You are viewing a plain text version of this content. The canonical link for it is here.
Posted to dev@lucene.apache.org by Kyle Maxwell <ky...@reddit.com.INVALID> on 2020/02/13 17:29:08 UTC

Custom Solr Collector

Hi,
Looking to see if there's any appetite for either:

1. Allowing custom collectors as Solr Plugins, or
2. Taking a patch on TimeLimitedCollector to allow it to be doc-limited as
well.

Motivation:
https://medium.com/@kyle.c.maxwell/some-lucene-tuning-t-45d82a9dfd83

TimeLimitedCollector Patch:
https://github.com/fizx/lucene-solr-1/pull/1/files

Which approach might people prefer?  I'm happy to do the legwork, but
wanted to check in first.

Thanks,
Kyle

Re: Custom Solr Collector

Posted by Kyle Maxwell <ky...@reddit.com.INVALID>.
You understand the min-visited part.

I don’t think the EarlyTerminatingSortingCollector is exactly what we want because we don’t want to sort the query results, just scan the index in roughly sorted order and score normally. 

Thankfully, a bunch of the features I’ve written custom collectors for over the years have made it into Solr by now, so maybe the full arbitrary collector configuration is overkill.
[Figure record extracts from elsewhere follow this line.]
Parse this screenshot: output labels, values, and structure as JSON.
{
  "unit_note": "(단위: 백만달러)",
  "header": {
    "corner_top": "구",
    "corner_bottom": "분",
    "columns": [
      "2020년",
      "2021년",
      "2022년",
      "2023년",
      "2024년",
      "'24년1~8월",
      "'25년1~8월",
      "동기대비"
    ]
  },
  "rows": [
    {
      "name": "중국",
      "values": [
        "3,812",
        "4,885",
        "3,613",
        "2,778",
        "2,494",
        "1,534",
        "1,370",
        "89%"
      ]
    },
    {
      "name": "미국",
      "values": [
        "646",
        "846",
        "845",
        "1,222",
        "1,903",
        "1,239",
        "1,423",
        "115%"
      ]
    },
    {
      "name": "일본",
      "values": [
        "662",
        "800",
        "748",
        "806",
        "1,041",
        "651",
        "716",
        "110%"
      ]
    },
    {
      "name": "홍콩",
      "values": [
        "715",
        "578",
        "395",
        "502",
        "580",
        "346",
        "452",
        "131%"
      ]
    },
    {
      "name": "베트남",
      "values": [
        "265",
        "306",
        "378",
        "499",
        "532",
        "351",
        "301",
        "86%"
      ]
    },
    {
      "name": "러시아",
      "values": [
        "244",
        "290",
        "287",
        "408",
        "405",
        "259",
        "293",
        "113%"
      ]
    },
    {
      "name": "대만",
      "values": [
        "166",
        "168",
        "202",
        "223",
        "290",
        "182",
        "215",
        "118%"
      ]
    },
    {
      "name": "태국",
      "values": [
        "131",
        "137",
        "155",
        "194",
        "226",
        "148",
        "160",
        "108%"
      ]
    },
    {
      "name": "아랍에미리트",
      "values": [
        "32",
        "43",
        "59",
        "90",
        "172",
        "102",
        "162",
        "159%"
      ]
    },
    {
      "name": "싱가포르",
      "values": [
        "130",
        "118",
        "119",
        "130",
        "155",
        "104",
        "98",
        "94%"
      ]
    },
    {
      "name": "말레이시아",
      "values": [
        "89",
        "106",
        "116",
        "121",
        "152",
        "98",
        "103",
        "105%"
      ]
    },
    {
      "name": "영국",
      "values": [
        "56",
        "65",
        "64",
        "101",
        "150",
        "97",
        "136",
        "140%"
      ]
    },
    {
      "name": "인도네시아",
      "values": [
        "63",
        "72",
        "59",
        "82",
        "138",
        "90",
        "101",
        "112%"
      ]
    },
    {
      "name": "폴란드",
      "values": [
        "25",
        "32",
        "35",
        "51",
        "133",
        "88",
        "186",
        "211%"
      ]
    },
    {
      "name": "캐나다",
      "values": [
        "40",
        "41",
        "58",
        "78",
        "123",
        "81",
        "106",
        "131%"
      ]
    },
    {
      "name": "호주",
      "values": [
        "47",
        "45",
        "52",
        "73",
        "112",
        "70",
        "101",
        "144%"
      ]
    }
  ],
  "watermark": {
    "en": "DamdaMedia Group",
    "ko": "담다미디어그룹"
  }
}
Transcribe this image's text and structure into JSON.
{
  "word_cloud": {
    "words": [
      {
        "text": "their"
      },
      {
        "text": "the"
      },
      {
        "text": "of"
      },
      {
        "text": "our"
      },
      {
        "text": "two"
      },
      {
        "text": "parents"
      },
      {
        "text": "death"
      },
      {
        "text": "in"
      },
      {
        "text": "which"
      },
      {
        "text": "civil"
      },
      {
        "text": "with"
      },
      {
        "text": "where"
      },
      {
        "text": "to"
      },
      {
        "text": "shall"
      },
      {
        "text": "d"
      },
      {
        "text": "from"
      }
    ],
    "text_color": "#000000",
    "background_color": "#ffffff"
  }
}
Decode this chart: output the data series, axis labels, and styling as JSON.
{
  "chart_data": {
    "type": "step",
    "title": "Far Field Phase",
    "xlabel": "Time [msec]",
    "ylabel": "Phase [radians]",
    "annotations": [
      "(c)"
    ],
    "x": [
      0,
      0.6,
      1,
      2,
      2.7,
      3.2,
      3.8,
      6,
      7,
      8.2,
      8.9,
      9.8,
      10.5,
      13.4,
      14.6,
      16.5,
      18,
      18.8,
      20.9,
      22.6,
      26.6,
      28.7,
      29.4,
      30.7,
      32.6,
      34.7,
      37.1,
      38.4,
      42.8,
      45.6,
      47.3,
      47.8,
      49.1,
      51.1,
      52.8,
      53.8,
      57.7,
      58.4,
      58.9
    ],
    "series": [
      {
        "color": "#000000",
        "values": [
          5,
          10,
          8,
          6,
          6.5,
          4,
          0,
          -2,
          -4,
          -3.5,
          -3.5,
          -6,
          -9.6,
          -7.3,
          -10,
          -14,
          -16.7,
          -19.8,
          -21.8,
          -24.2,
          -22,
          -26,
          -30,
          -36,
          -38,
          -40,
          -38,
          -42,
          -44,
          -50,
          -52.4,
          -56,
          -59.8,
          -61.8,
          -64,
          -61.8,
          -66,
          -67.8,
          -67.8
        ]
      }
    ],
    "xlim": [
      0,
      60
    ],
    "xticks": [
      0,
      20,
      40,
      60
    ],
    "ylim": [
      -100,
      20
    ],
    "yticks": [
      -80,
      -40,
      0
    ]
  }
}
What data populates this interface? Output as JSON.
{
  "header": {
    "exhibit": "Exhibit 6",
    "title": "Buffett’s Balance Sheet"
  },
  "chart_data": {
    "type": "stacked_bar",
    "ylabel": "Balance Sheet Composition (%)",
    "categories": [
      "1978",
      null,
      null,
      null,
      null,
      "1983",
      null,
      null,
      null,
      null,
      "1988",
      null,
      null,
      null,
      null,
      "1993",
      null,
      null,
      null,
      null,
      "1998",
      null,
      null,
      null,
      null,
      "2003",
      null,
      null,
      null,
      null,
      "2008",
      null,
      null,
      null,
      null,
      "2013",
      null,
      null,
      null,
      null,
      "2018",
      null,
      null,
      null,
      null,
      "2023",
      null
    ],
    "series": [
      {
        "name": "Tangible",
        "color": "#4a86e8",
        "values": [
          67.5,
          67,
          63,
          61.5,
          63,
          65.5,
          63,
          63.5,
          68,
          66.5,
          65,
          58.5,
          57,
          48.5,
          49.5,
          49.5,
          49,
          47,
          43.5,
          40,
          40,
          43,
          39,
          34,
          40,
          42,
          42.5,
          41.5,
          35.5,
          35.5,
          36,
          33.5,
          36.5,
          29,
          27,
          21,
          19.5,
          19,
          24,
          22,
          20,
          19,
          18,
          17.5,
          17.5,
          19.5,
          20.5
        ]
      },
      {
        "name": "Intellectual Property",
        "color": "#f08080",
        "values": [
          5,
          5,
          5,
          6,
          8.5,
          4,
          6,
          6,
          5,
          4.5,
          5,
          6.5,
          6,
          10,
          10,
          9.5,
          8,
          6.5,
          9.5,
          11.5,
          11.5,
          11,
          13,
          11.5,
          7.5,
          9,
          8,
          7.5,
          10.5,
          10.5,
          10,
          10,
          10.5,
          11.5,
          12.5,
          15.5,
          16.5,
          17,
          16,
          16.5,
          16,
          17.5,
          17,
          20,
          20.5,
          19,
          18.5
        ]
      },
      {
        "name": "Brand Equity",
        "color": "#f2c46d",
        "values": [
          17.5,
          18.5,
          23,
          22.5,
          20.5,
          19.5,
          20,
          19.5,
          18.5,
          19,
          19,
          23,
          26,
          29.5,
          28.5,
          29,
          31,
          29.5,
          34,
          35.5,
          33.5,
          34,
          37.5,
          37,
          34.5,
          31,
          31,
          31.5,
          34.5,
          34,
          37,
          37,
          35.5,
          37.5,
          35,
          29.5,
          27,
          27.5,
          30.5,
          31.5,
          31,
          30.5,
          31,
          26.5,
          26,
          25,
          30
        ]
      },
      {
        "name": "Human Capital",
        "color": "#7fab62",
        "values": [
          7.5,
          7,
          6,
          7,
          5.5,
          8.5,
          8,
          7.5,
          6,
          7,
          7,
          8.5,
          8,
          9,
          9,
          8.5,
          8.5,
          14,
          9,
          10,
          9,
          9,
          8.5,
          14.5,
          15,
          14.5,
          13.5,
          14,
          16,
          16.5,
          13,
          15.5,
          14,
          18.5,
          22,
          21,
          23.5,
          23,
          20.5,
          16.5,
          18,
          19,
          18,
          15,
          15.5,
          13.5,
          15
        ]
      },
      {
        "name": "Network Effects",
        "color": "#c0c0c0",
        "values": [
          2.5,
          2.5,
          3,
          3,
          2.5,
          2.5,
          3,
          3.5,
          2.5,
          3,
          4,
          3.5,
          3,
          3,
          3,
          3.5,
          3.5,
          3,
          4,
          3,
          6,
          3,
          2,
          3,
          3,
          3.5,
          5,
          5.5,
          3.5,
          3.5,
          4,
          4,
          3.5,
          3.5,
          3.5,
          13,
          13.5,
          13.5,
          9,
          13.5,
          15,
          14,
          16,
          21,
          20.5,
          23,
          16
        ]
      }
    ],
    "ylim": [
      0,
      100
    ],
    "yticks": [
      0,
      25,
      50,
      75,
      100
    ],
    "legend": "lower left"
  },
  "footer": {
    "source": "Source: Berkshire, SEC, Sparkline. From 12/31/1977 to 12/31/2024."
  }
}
> On Feb 13, 2020, at 11:42 AM, Tomás Fernández Löbbe <to...@gmail.com> wrote:
> 
> 
> Hi Kyle,
> For #2, I understand you need this because you want "min-visited-docs", right? Because, for max you could use EarlyTerminatingSortingCollector? (or Lucene's "HitsThresholdChecker", but I don't know if Solr has support for this yet). The "min-visited" would override the "timeAllowed", so even if the collection should expire based on time, you'd let it continue until something hits, is that the idea?
> 
>> On Thu, Feb 13, 2020 at 9:29 AM Kyle Maxwell <ky...@reddit.com.invalid> wrote:
>> Hi,
>> Looking to see if there's any appetite for either:
>> 
>> 1. Allowing custom collectors as Solr Plugins, or
>> 2. Taking a patch on TimeLimitedCollector to allow it to be doc-limited as well.
>> 
>> Motivation:
>> https://medium.com/@kyle.c.maxwell/some-lucene-tuning-t-45d82a9dfd83
>> 
>> TimeLimitedCollector Patch:
>> https://github.com/fizx/lucene-solr-1/pull/1/files
>> 
>> Which approach might people prefer?  I'm happy to do the legwork, but wanted to check in first.
>> 
>> Thanks,
>> Kyle

Re: Custom Solr Collector

Posted by Tomás Fernández Löbbe <to...@gmail.com>.
Hi Kyle,
For #2, I understand you need this because you want "min-visited-docs",
right? Because, for max you could use EarlyTerminatingSortingCollector? (or
Lucene's "HitsThresholdChecker", but I don't know if Solr has support for
this yet). The "min-visited" would override the "timeAllowed", so even if
the collection should expire based on time, you'd let it continue until
something hits, is that the idea?

On Thu, Feb 13, 2020 at 9:29 AM Kyle Maxwell
<ky...@reddit.com.invalid> wrote:

> Hi,
> Looking to see if there's any appetite for either:
>
> 1. Allowing custom collectors as Solr Plugins, or
> 2. Taking a patch on TimeLimitedCollector to allow it to be doc-limited as
> well.
>
> Motivation:
> https://medium.com/@kyle.c.maxwell/some-lucene-tuning-t-45d82a9dfd83
>
> TimeLimitedCollector Patch:
> https://github.com/fizx/lucene-solr-1/pull/1/files
>
> Which approach might people prefer?  I'm happy to do the legwork, but
> wanted to check in first.
>
> Thanks,
> Kyle
>